Although most of us are normally engaged in some way with what is happening at the abbey, a break from the tourist business — a time of quiet and relative solitude — is very much in keeping with our contemplative Benedictine vocation. Our way of prayer is centered on the solemn celebration, in community, of the liturgy of the church (Divine Office and Eucharist), with ample time for reading, study and personal prayer. With a big reduction in phone calls, emails, meetings, visitors and other activities, we felt almost as though we were on a prolonged time of retreat.
What particular challenges did it present you with as a religious community?
During the lockdown, there were eight of our community present and some guests. It was like a mini-U.N., with one sister each from China, from Rwanda and the Philippines, as well as our chaplain, a Benedictine monk from India. Social distancing was not too bad.
The mission of a monastic community is to live Christian community life as a witness to the presence of God in the world and to share our life with others as a way of sharing faith and the message of the Gospel. Life in lockdown was not too different from our normal everyday life, although it was sometimes more challenging than usual for us to live together at such close quarters for such a long time.
Enjoying the privileges of our peaceful, prayerful life on the one hand, and growing in awareness of the terrible reality of COVID-19 and the pain, tragedy and loss of life that innumerable people all around the world were suffering on the other, led to new depths in questioning about the meaning of our life.
As regards mission, we continued our normal outreach of email contact with people from all parts of the globe asking for prayers or advice of some kind. Seeing livestreamed liturgies from other monasteries, we realized that many people are hungry for this kind of contact with a monastery. One of our wins from lockdown was that some of us used the opportunity to update our IT [information technology] skills with Zoom, webinars, etc. Lockdown has left us eager to learn more and to start using our new skills to reach out to wider circles of onliners looking for spirituality and worship on the web.
The Benedictine community in Kylemore Abbey. Abbess Sr. Máire Hickey is the first nun on the left. (Courtesy of Kylemore Abbey)
What kind of setbacks did the pandemic cause?
The Benedictine community was particularly affected by the pandemic, as the closing of the abbey and the travel restrictions put paid to our plans to begin the celebration of the centenary of our arrival in Kylemore in December 1920.

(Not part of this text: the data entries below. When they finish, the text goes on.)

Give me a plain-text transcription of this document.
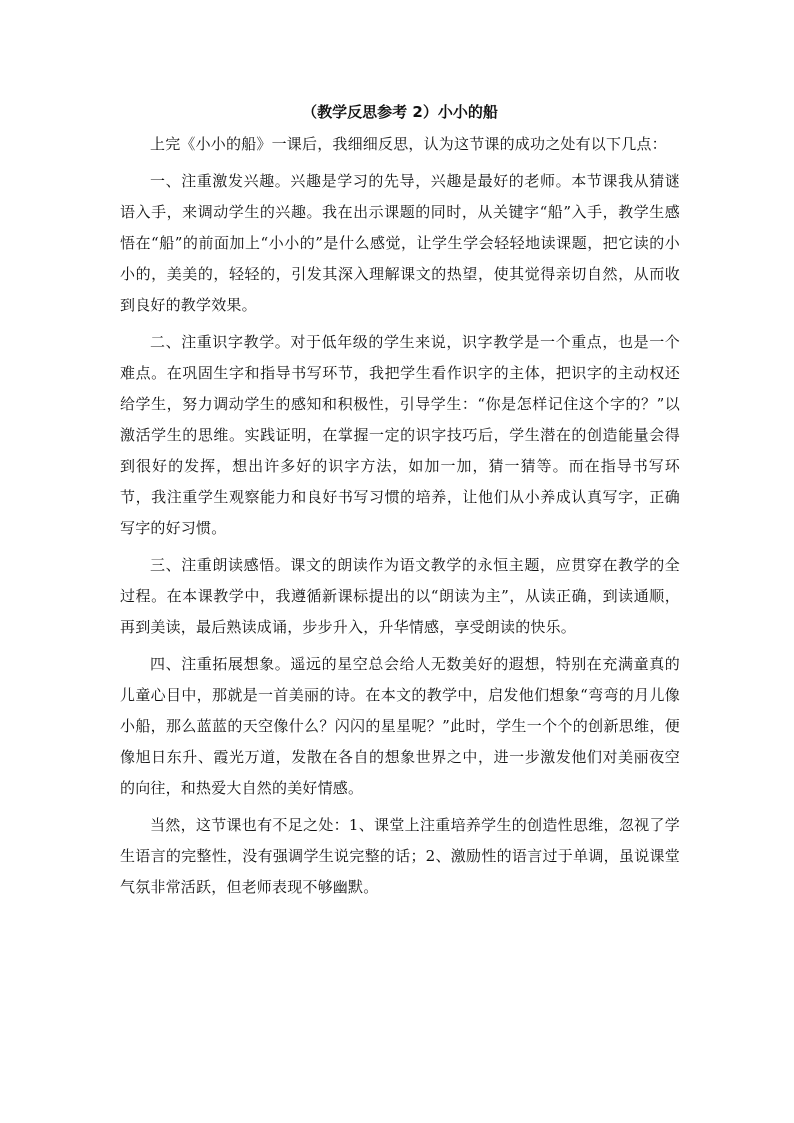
（教学反思参考 2）小小的船

上完《小小的船》一课后，我细细反思，认为这节课的成功之处有以下几点：

一、注重激发兴趣。兴趣是学习的先导，兴趣是最好的老师。本节课我从猜谜语入手，来调动学生的兴趣。我在出示课题的同时，从关键字“船”入手，教学生感悟在“船”的前面加上“小小的”是什么感觉，让学生学会轻轻地读课题，把它读的小小的，美美的，轻轻的，引发其深入理解课文的热望，使其觉得亲切自然，从而收到良好的教学效果。

二、注重识字教学。对于低年级的学生来说，识字教学是一个重点，也是一个难点。在巩固生字和指导书写环节，我把学生看作识字的主体，把识字的主动权还给学生，努力调动学生的感知和积极性，引导学生：“你是怎样记住这个字的？”以激活学生的思维。实践证明，在掌握一定的识字技巧后，学生潜在的创造能量会得到很好的发挥，想出许多好的识字方法，如加一加，猜一猜等。而在指导书写环节，我注重学生观察能力和良好书写习惯的培养，让他们从小养成认真写字，正确写字的好习惯。

三、注重朗读感悟。课文的朗读作为语文教学的永恒主题，应贯穿在教学的全过程。在本课教学中，我遵循新课标提出的以“朗读为主”，从读正确，到读通顺，再到美读，最后熟读成诵，步步升入，升华情感，享受朗读的快乐。

四、注重拓展想象。遥远的星空总会给人无数美好的遐想，特别在充满童真的儿童心目中，那就是一首美丽的诗。在本文的教学中，启发他们想象“弯弯的月儿像小船，那么蓝蓝的天空像什么？闪闪的星星呢？”此时，学生一个个的创新思维，便像旭日东升、霞光万道，发散在各自的想象世界之中，进一步激发他们对美丽夜空的向往，和热爱大自然的美好情感。

当然，这节课也有不足之处：1、课堂上注重培养学生的创造性思维，忽视了学生语言的完整性，没有强调学生说完整的话；2、激励性的语言过于单调，虽说课堂气氛非常活跃，但老师表现不够幽默。
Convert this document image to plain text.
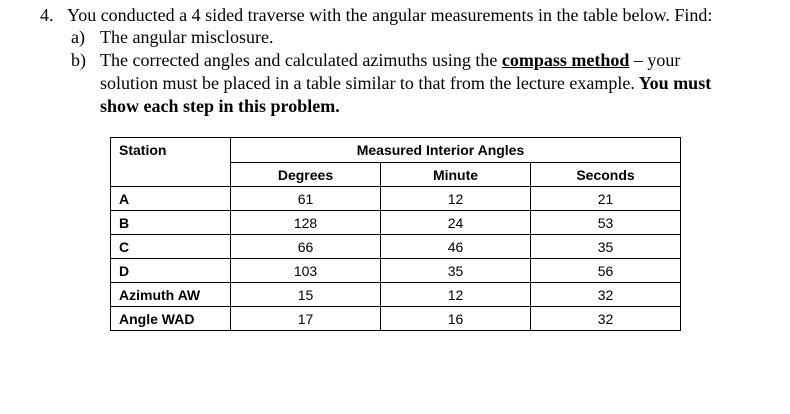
4. You conducted a 4 sided traverse with the angular measurements in the table below. Find:
a) The angular misclosure.
b) The corrected angles and calculated azimuths using the compass method – your
solution must be placed in a table similar to that from the lecture example. You must
show each step in this problem.
Station	Measured Interior Angles		
	Degrees	Minute	Seconds
A	61	12	21
B	128	24	53
C	66	46	35
D	103	35	56
Azimuth AW	15	12	32
Angle WAD	17	16	32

Two major disappointments were the postponement of the alumnae reunion day until June 2021 and the setback to our monastery building plan. We had hoped to move into the new monastery building in December of this year. That will not be happening. We set up Plan B immediately and are now ready to have some renovations and refurbishment done in the farmhouse to give us, in the short- and middle-term, some extra rooms for a couple of new people who are coming to join us this year pending the completion of the monastery.

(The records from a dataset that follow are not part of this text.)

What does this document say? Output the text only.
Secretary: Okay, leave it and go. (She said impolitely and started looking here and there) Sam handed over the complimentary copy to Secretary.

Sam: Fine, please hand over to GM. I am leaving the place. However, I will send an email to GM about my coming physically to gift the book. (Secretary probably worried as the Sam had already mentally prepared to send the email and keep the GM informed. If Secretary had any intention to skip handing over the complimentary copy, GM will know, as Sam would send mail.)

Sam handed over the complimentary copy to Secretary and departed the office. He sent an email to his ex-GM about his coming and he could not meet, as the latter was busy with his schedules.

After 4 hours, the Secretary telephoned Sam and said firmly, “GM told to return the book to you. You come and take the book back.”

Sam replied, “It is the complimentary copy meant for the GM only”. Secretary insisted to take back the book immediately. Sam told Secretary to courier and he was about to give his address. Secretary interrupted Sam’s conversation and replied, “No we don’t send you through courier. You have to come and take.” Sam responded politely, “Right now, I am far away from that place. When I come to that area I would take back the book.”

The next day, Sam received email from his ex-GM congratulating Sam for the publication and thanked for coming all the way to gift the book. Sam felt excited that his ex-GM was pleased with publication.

What kind of losses have you incurred, and how will you recoup this lost revenue? Will it affect your development plans?
The financial losses are enormous, and recouping will not be easy because we will not get back to the visitor numbers we have had recently for a long time, if ever. We are postponing or curtailing many of the projects we had planned, and we are working hard to make Kylemore, in spite of the challenging financial situation, as attractive a visitor center as it has always been.
But not everything has ground to a halt. We hope that we can, within the financial constraints, start a modest retreat program in cooperation with the University of Notre Dame later this year and into 2021. Our plans to host a small group of Indian sisters who have asked us to help form them in the Benedictine way of life can go ahead. We are always delighted to have Irish visitors, and we are hoping that there will be lots of staycations in Connemara, starting a new trend. We even hope that Irish visitors will outnumber our visitors from abroad one day.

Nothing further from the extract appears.